Giré y lo vi entrar. Rikuya traía en una mano una bolsa con cintas doradas y en la otra… un ramo de flores.
No unas flores cualquiera, sino mariposas de color blanco, mis favoritas.
—Felicidades —dijo, extendiéndome el ramo.
Lo miré, confundido.
—¿Felicidades? Pero todavía no sé si pasé…
—Sí lo sabes. —Sonrió con esa seguridad que siempre lo acompañaba—. Confío más en ti que tú mismo.
—Rikuya, ni siquiera ha cargado la página.
—No importa —replicó, y dejó las flores sobre el escritorio—. Pasaste. Lo sé.
Iba a protestar, pero justo en ese momento, la pantalla cambió.
Las letras aparecieron, grandes, claras.
“Acreditado: resultado satisfactorio.”
Me quedé quieto.
Leí dos veces.
Tres.
Y luego solté un grito que probablemente escuchó hasta Elvia en la cocina.
—¡Pasé! ¡Rikuya, pasé!
Me giré sin pensar y lo abracé con todas mis fuerzas.
Él me sostuvo, riendo bajo, hasta que la emoción me ganó por completo… y, sin medirlo, lo besé.
Solo un instante.
Un roce torpe, tibio, lleno de sorpresa.
En cuanto me di cuenta, me separé, con la cara ardiendo.

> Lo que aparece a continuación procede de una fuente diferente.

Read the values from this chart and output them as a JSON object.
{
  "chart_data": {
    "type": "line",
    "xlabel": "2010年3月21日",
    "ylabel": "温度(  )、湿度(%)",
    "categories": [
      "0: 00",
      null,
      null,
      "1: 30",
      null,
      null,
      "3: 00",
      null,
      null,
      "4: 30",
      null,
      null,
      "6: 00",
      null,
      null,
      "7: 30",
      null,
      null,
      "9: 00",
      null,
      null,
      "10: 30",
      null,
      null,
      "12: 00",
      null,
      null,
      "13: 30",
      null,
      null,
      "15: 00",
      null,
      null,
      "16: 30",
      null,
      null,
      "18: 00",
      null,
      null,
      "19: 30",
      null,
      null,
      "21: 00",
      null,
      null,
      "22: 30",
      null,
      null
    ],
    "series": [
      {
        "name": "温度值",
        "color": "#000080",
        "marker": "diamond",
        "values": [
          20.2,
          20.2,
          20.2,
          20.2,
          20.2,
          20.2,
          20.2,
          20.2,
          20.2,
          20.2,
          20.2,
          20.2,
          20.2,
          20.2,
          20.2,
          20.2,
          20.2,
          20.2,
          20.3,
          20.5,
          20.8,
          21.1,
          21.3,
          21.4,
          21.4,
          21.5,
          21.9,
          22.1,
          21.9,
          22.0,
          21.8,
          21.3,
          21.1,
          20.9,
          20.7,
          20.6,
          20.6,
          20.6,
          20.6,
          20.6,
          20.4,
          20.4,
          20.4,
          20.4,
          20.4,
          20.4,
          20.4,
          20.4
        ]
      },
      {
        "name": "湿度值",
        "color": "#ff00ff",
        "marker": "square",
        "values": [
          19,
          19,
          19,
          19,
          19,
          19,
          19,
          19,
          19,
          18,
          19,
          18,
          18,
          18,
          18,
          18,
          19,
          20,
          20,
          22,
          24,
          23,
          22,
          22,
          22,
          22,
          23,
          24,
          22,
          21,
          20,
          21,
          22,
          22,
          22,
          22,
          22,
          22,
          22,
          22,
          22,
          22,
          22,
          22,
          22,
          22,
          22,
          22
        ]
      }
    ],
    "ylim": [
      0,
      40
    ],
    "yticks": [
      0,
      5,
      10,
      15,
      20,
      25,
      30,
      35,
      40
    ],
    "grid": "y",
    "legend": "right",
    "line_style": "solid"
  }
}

—Yo… lo siento, no sé qué—
—No te disculpes —interrumpió, su voz suave—. No hiciste nada malo.
Nos quedamos en silencio, respirando el mismo aire, y por primera vez, el silencio no fue incómodo.

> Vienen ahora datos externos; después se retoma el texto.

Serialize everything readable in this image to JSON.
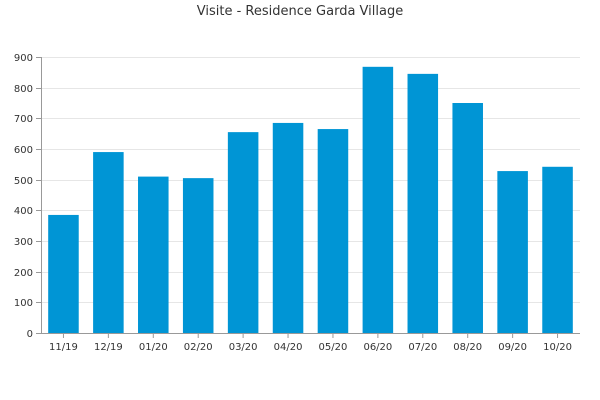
{
  "chart_data": {
    "type": "bar",
    "title": "Visite - Residence Garda Village",
    "xlabel": "",
    "ylabel": "",
    "categories": [
      "11/19",
      "12/19",
      "01/20",
      "02/20",
      "03/20",
      "04/20",
      "05/20",
      "06/20",
      "07/20",
      "08/20",
      "09/20",
      "10/20"
    ],
    "values": [
      385,
      590,
      510,
      505,
      655,
      685,
      665,
      868,
      845,
      750,
      528,
      542
    ],
    "ylim": [
      0,
      900
    ],
    "yticks": [
      0,
      100,
      200,
      300,
      400,
      500,
      600,
      700,
      800,
      900
    ],
    "grid": true,
    "legend": "none",
    "colors": {
      "bar": "#0095d5",
      "grid": "#e6e6e6",
      "axis": "#999999",
      "text": "#333333"
    }
  }
}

—Entonces… —dijo después de un rato—. Supongo que hay que celebrar.
—¿Celebrar? ¿Cómo? —pregunté, todavía temblando un poco.
—Te voy a llevar a cenar. —Su tono fue tan natural que no me dejó opción de negarme.

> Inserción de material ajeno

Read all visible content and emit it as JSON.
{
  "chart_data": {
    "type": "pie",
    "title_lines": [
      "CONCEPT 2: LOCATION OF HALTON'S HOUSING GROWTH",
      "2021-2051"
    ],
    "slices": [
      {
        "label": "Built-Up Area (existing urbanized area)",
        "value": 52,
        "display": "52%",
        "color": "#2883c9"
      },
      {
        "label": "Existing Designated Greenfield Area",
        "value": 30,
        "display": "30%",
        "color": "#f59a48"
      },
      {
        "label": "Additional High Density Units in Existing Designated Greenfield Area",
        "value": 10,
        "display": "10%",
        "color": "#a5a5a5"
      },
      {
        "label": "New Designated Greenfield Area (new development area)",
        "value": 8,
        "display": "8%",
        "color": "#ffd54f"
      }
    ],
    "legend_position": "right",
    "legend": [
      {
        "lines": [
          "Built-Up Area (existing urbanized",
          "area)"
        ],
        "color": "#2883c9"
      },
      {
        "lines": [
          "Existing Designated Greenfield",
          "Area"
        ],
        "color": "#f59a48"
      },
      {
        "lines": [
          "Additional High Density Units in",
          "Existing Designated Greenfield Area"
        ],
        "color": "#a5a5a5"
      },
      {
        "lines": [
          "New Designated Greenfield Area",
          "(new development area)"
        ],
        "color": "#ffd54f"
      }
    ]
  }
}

Pensé en una cena elegante, con velas y cubiertos de plata. Era muy de su estilo. Así que cuando salimos, me puse nervioso, intentando recordar cómo se comportaba uno “bien”.
Pero en lugar de un restaurante caro, terminamos en una fonda pequeña al borde de la ciudad, iluminada con focos cálidos y olor a masa recién hecha.
—¿Aquí? —pregunté, sorprendido.
—Sí. Dijiste que querías algo “bonito y tranquilo”. —Me miró con una sonrisa leve—. Me pareció esto.
Reí bajito, aliviado. —Está perfecto.
Nos sentamos y una señora amable nos entregó el menú. Rikuya lo miró con cara de confusión.
—¿Qué es un… sope? —preguntó, arrugando el ceño.
Tuve que reír. —Te va a encantar. Confía en mí, pediré por los dos.
Pidió refrescos mientras yo explicaba lo que era cada cosa, y cuando llegaron los sopes —con frijoles, crema, queso y carne—, su expresión fue casi cómica.
—Parece… desordenado —dijo.
—Sí, pero sabe increíble —le aseguré.
Dio una mordida con cuidado… y luego otra, más grande.
—Esto está… muy bueno.
—¿Ves? —sonreí—. Sabía que te gustaría.
La noche se llenó de conversación.
Hablamos de cosas sin sentido: mis errores ortográficos, los proyectos que él manejaba, el gato que se metía ala casa y robaba pan.
Era extraño… nunca había hablado tanto sin sentir que debía callar. Con él, las palabras salían solas, como si no pesaran.
Cuando volvimos a casa, el cielo ya estaba oscuro y lleno de estrellas.
Nos despedimos en el pasillo, y cada uno se fue a su habitación.
Yo me quedé mirando la puerta cerrada por unos segundos, con el corazón agitado.
Era raro lo que sentía… calidez, nervios, y algo más que no quería nombrar todavía.
Me acosté.
El cansancio del día me arrastró rápido al sueño.
----
Me desperté en medio de la noche, con el corazón latiendo fuerte contra el pecho. Algo no estaba bien. El aire en mi habitación se sentía pesado, cargado de un calor que se filtraba por debajo de la puerta como una niebla invisible. Parpadeé en la oscuridad, tratando de orientarme. ¿Era un sueño? No, era real. Ese aroma... las feromonas de Rikuya. Siempre habían sido intensas, pero ahora eran como una tormenta, densas y abrumadoras, invadiendo mi espacio sin permiso. Mi cuerpo reaccionó instintivamente, un escalofrío recorriéndome la espalda. ¿Qué estaba pasando?